Alguns itens vão aumentar, como o IPVA e a própria gasolina, que sofreu reajuste na refinaria na segunda semana do mês. A transmissão desse reajuste, porém, deve impactar apenas parcialmente o IPCA de janeiro, ficando o resto para o índice de fevereiro. O preço dos bens industriais também deve aumentar moderadamente, enquanto a alta dos alimentos in natura dependerá dos efeitos das chuvas excessivas em algumas localidades e da falta delas em outras. Mas, no conjunto, o primeiro mês sinaliza mais um mês de inflação relativamente branda.

Olhando para o verão como um todo, os preços no setor de educação terão destaque em fevereiro. O item cursos regulares sofreu reajuste pequeno em 2021 e poderá trazer surpresas altistas com a normalização das aulas, ainda que os dados preliminares não corroborem essa preocupação.

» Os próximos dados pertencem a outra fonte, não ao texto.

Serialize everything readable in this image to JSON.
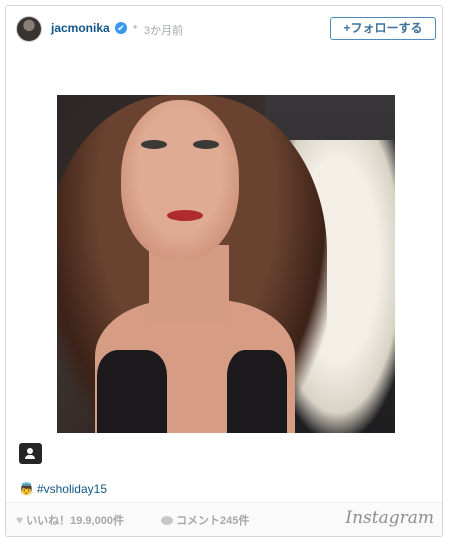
{
  "header": {
    "username": "jacmonika",
    "verified_badge": "✔",
    "separator": "•",
    "time_ago": "3か月前",
    "follow_label": "+フォローする"
  },
  "post": {
    "caption_emoji": "👼",
    "caption_hashtag": "#vsholiday15"
  },
  "footer": {
    "likes_icon": "♥",
    "likes_label": "いいね！19.9,000件",
    "comments_label": "コメント245件",
    "brand": "Instagram"
  },
  "icons": {
    "avatar": "avatar",
    "verified": "verified-icon",
    "user_tag": "user-tag-icon",
    "heart": "heart-icon",
    "comment": "comment-icon"
  },
  "colors": {
    "username": "#125688",
    "follow_border": "#4f8ac0",
    "verified": "#3897f0",
    "hashtag": "#125688"
  }
}
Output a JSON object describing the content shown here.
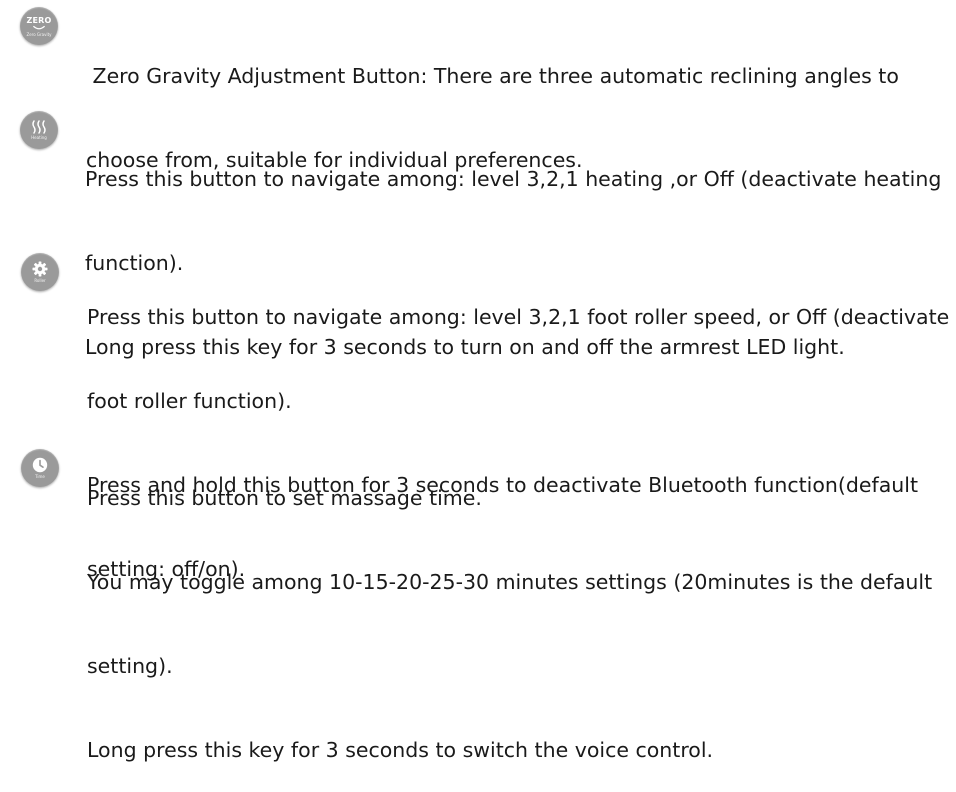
{
  "items": [
    {
      "icon": "zero-gravity-icon",
      "icon_label_top": "ZERO",
      "icon_caption": "Zero Gravity",
      "lines": [
        " Zero Gravity Adjustment Button: There are three automatic reclining angles to",
        "choose from, suitable for individual preferences."
      ]
    },
    {
      "icon": "heating-icon",
      "icon_caption": "Heating",
      "lines": [
        "Press this button to navigate among: level 3,2,1 heating ,or Off (deactivate heating",
        "function).",
        "Long press this key for 3 seconds to turn on and off the armrest LED light."
      ]
    },
    {
      "icon": "roller-gear-icon",
      "icon_caption": "Roller",
      "lines": [
        "Press this button to navigate among: level 3,2,1 foot roller speed, or Off (deactivate",
        "foot roller function).",
        "Press and hold this button for 3 seconds to deactivate Bluetooth function(default",
        "setting: off/on)."
      ]
    },
    {
      "icon": "clock-icon",
      "icon_caption": "Time",
      "lines": [
        "Press this button to set massage time.",
        "You may toggle among 10-15-20-25-30 minutes settings (20minutes is the default",
        "setting).",
        "Long press this key for 3 seconds to switch the voice control."
      ]
    }
  ],
  "colors": {
    "icon_bg": "#9a9a9a",
    "icon_fg": "#ffffff",
    "text": "#1a1a1a"
  }
}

O aumento do salário mínimo no começo do ano também pode afetar o preço de outros serviços, apesar da fragilidade do mercado de trabalho, com nível de ocupação ainda menor do que antes da pandemia, e da fraqueza da renda média real do trabalho, mesmo depois do reajuste dos salários.

Assim, e considerando o aumento do endividamento das famílias nos últimos 18 meses, é prová- vel que o poder de compra dos consumidores caia, freando a inflação e permitindo um aumento do IPCA de apenas 0,8% em fevereiro. A inflação de março está projetada em 0,46%, levando a variação mensal média do IPCA no primeiro trimestre a apenas 0,57%. Esse número ainda parece bem acima do necessário para viabilizar uma inflação dentro do intervalo de tolerância em 2022.

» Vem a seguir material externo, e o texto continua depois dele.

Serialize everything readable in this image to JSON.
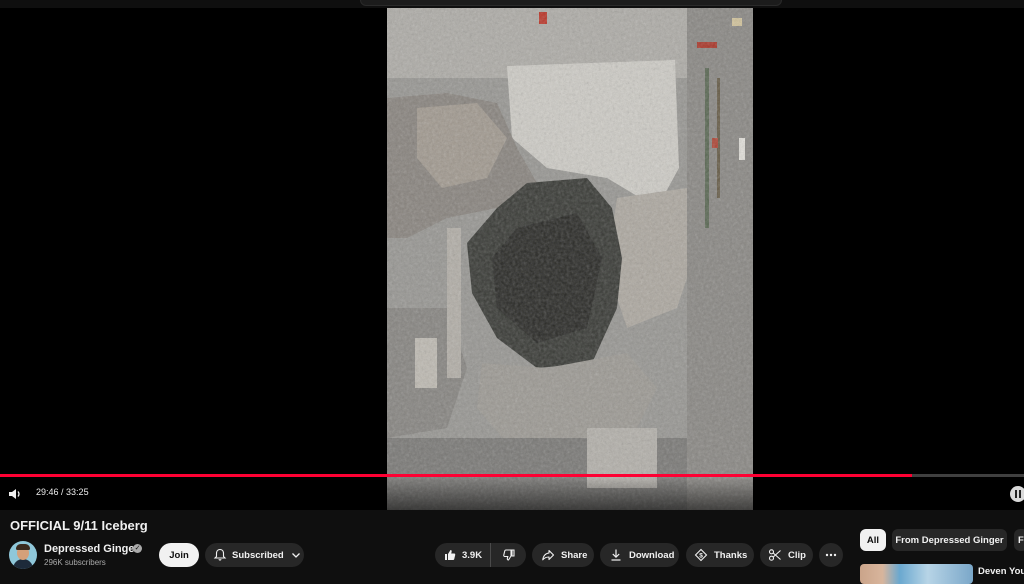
{
  "video": {
    "title": "OFFICIAL 9/11 Iceberg",
    "time_current": "29:46",
    "time_separator": " / ",
    "time_total": "33:25",
    "progress_fraction": 0.8908
  },
  "channel": {
    "name": "Depressed Ginger",
    "subscribers": "296K subscribers",
    "verified": true
  },
  "actions": {
    "join": "Join",
    "subscribed": "Subscribed",
    "likes": "3.9K",
    "share": "Share",
    "download": "Download",
    "thanks": "Thanks",
    "clip": "Clip"
  },
  "chips": {
    "all": "All",
    "from_channel": "From Depressed Ginger",
    "more": "F"
  },
  "related": {
    "first_title": "Deven Your"
  },
  "colors": {
    "accent_red": "#ff0033",
    "background": "#0f0f0f",
    "pill": "#272727",
    "text": "#f1f1f1",
    "subtle_text": "#aaaaaa"
  },
  "icons": {
    "volume": "volume-icon",
    "bell": "bell-icon",
    "chevron": "chevron-down-icon",
    "like": "thumbs-up-icon",
    "dislike": "thumbs-down-icon",
    "share": "share-arrow-icon",
    "download": "download-icon",
    "thanks": "super-thanks-icon",
    "clip": "scissors-icon",
    "more": "more-horizontal-icon",
    "verified": "verified-check-icon",
    "miniplayer": "pause-icon"
  }
}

Mas, considerando os padrões sazonais, esses são números de um primeiro trimestre de baixa inflação, que poderá ser seguido por um segundo trimestre com inflação mensal média próxima a 0,25% e uma segunda metade do ano de 0,37%. Nesse cenário, a variação acumulada do IPCA sobre 12 meses converge para 4,7% ao fim de 2022, se não houver disparada do preço do petróleo para US$ 100/barril ou forte desvalorização cambial por razões domésticas.

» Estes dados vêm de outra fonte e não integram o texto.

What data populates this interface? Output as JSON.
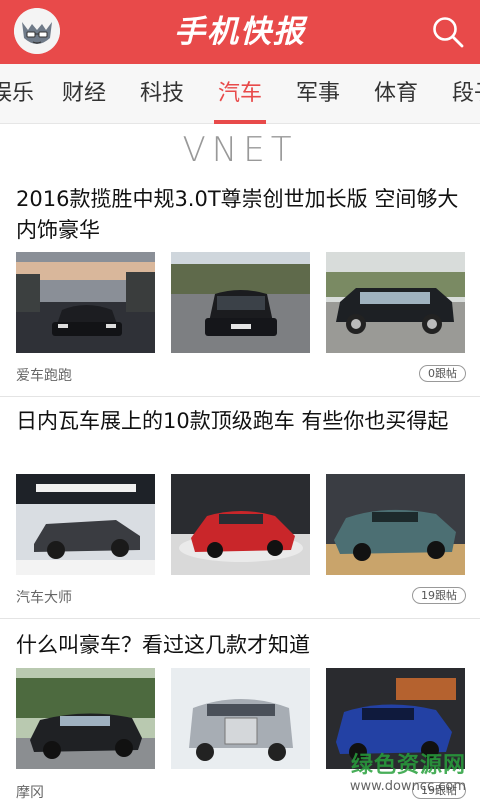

O esfriamento da inflação nesse verão pode não estar evidente ao tempo da primeira reunião do Copom em 2022, que deve ocorrer em 2 de fevereiro, quando apenas as prévias do IPCA de janeiro estarão disponíveis. Mas ele poderá ser confirmado se a variação do IPCA de fevereiro, a ser divulgada nas vésperas da segunda reunião, em 16 de março, vier abaixo de 0,8%. Nesse caso, aumentaria a convicção de uma dinâmica inflacionária moderada para todo 2022, sugerindo que a decisão de anunciar o fim do ciclo de aperto da política monetária estaria madura.